There were 757 households, out of which 31.4% had children under the age of 18 living with them, 54.8% were married couples living together, 9.0% had a female householder with no husband present, and 31.7% were non-families. 26.3% of all households were made up of individuals, and 11.8% had someone living alone who was 65 years of age or older. The average household size was 2.39 and the average family size was 2.90.

In the borough the population was spread out, with 24.3% under the age of 18, 5.5% from 18 to 24, 30.5% from 25 to 44, 23.5% from 45 to 64, and 16.3% who were 65 years of age or older. The median age was 38 years. For every 100 females there were 93.0 males. For every 100 females age 18 and over, there were 86.9 males.

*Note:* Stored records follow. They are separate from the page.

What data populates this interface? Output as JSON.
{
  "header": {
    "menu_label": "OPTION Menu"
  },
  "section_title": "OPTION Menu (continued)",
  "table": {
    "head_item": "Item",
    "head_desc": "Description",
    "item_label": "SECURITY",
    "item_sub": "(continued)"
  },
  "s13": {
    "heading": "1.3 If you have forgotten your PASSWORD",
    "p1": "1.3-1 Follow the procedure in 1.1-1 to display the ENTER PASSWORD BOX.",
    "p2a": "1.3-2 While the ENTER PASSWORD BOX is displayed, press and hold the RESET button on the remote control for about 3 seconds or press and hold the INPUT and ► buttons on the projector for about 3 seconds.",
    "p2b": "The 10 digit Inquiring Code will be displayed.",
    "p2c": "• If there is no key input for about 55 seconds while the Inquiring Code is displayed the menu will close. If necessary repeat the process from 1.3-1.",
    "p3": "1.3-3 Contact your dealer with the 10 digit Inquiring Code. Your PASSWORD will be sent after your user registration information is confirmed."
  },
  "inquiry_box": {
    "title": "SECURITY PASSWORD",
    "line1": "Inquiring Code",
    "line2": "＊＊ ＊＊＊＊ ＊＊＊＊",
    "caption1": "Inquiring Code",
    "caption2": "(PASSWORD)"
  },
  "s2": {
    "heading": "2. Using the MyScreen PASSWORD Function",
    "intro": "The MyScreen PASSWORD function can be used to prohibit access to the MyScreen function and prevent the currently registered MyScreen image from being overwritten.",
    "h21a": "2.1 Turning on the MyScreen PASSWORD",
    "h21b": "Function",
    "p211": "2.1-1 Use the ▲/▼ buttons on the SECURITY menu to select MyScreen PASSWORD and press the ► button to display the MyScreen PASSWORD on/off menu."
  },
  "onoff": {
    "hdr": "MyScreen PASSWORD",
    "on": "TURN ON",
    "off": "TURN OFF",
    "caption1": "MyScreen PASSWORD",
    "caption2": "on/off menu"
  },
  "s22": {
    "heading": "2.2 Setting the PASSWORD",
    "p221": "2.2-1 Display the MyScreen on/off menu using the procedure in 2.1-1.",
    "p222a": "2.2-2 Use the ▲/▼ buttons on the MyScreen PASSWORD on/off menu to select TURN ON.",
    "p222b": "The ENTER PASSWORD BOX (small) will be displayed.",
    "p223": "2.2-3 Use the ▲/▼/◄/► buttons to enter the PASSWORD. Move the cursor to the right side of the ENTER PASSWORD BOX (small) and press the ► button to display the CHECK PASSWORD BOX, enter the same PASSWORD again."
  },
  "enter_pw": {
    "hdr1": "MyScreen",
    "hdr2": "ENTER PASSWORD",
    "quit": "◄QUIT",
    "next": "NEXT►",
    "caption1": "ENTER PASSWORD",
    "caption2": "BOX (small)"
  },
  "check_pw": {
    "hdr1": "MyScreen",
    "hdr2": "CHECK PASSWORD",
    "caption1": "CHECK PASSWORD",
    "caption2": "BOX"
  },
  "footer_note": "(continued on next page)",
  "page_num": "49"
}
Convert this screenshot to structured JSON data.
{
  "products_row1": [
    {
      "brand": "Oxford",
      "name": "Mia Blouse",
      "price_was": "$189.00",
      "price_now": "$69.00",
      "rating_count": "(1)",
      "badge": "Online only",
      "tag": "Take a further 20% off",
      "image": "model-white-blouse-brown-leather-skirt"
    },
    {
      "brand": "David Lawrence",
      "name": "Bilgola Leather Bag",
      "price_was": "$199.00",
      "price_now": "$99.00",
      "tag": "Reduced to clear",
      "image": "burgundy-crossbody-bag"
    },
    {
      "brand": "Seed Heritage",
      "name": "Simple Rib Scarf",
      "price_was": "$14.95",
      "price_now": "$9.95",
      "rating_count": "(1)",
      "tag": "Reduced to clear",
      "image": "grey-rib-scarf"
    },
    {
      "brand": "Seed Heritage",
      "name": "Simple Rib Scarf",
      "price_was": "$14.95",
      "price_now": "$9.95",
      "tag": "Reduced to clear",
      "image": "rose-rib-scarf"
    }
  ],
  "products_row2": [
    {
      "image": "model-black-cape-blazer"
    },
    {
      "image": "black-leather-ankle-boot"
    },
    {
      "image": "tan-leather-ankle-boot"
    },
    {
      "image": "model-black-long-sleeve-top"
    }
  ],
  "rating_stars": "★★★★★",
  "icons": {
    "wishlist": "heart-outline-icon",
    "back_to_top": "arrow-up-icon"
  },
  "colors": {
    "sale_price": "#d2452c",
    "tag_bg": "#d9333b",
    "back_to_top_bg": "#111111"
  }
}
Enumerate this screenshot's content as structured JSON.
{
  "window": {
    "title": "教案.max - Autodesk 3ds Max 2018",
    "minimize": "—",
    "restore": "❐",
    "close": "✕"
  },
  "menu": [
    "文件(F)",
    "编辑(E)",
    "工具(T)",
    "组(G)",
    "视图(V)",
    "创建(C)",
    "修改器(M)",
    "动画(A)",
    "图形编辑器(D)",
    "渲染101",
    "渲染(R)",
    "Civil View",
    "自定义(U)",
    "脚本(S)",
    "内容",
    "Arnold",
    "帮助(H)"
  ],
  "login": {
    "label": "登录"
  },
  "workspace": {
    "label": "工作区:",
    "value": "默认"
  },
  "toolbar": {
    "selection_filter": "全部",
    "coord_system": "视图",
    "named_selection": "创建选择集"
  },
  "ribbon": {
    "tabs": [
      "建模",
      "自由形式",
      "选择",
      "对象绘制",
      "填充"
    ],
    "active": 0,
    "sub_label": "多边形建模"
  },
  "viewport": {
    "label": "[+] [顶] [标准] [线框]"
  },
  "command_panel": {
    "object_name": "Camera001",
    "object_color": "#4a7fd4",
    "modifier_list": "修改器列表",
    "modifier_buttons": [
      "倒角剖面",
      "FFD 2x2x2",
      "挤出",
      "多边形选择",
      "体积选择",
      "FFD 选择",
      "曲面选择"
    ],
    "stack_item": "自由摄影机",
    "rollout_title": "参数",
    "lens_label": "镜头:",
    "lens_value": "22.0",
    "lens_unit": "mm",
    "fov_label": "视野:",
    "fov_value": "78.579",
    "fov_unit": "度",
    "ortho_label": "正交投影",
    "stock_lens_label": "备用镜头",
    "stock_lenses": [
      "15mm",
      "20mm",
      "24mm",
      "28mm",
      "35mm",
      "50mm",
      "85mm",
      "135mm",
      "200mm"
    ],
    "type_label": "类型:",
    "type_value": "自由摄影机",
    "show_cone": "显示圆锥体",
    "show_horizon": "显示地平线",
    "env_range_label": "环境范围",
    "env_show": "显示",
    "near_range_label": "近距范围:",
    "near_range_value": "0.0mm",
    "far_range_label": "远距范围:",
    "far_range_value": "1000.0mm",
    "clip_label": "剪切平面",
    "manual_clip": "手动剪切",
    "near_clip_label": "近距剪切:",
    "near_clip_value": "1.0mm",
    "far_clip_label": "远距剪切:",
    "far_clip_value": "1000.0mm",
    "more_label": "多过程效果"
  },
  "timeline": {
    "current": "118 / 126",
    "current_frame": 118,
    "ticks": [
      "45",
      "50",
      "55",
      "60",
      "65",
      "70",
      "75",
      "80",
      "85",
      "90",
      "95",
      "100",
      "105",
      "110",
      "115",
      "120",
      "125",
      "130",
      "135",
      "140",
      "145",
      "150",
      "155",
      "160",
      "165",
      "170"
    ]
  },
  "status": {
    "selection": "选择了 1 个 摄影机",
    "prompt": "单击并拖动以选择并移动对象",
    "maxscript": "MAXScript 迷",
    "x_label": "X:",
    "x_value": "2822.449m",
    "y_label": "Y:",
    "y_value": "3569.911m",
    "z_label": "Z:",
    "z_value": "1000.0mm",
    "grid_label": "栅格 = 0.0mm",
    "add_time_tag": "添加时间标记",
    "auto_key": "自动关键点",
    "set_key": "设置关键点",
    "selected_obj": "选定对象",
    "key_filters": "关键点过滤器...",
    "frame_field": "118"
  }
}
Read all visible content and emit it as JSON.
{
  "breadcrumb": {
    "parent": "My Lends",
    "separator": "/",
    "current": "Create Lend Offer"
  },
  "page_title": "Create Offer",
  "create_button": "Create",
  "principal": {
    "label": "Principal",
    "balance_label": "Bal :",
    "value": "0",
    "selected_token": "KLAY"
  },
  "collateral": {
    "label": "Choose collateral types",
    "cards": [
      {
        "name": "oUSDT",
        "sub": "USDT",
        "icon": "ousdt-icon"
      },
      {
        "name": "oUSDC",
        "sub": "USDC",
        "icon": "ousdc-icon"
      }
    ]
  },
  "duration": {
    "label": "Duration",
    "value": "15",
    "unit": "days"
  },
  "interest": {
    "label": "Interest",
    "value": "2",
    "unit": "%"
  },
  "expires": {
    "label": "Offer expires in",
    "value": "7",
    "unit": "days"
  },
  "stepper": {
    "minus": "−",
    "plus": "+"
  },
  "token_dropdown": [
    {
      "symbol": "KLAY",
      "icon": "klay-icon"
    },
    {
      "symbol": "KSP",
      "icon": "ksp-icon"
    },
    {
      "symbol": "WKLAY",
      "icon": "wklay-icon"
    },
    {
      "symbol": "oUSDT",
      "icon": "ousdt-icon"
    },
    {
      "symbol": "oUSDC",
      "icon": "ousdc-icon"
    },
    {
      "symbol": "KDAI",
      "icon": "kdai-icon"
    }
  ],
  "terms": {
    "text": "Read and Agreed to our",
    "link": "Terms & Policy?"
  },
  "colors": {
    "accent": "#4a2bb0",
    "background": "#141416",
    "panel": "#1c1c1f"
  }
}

The median income for a household in the borough was $47,400, and the median income for a family was $56,679. Males had a median income of $37,583 versus $27,539 for females. The per capita income for the borough was $22,088. About 4.5% of families and 6.6% of the population were below the poverty line, including 12.1% of those under age 18 and 5.1% of those age 65 or over.

Historical population
| Census | Pop. | Note | %± |
| 1920 | 1,270 |  | — |
| 1930 | 1,771 |  | 39.4% |
| 1940 | 1,861 |  | 5.1% |
| 1950 | 1,982 |  | 6.5% |
| 1960 | 2,244 |  | 13.2% |
| 1970 | 2,862 |  | 27.5% |
| 1980 | 2,617 |  | −8.6% |
| 1990 | 2,467 |  | −5.7% |
| 2000 | 2,639 |  | 7.0% |
| 2010 | 1,809 |  | −31.5% |
| 2020 | 1,892 |  | 4.6% |
U.S. Decennial Census

==More information==
Incorporated in 1927, the borough is named for the St. Lawrence Woolen Mill, founded by William Brumbach, which once operated in town. St. Lawrence was previously known as Esterly, named for Frank Esterly, the keeper of the defunct Black Bear Hotel.

The Oley Turnpike ran through the town, which was the last privately owned toll road in Pennsylvania.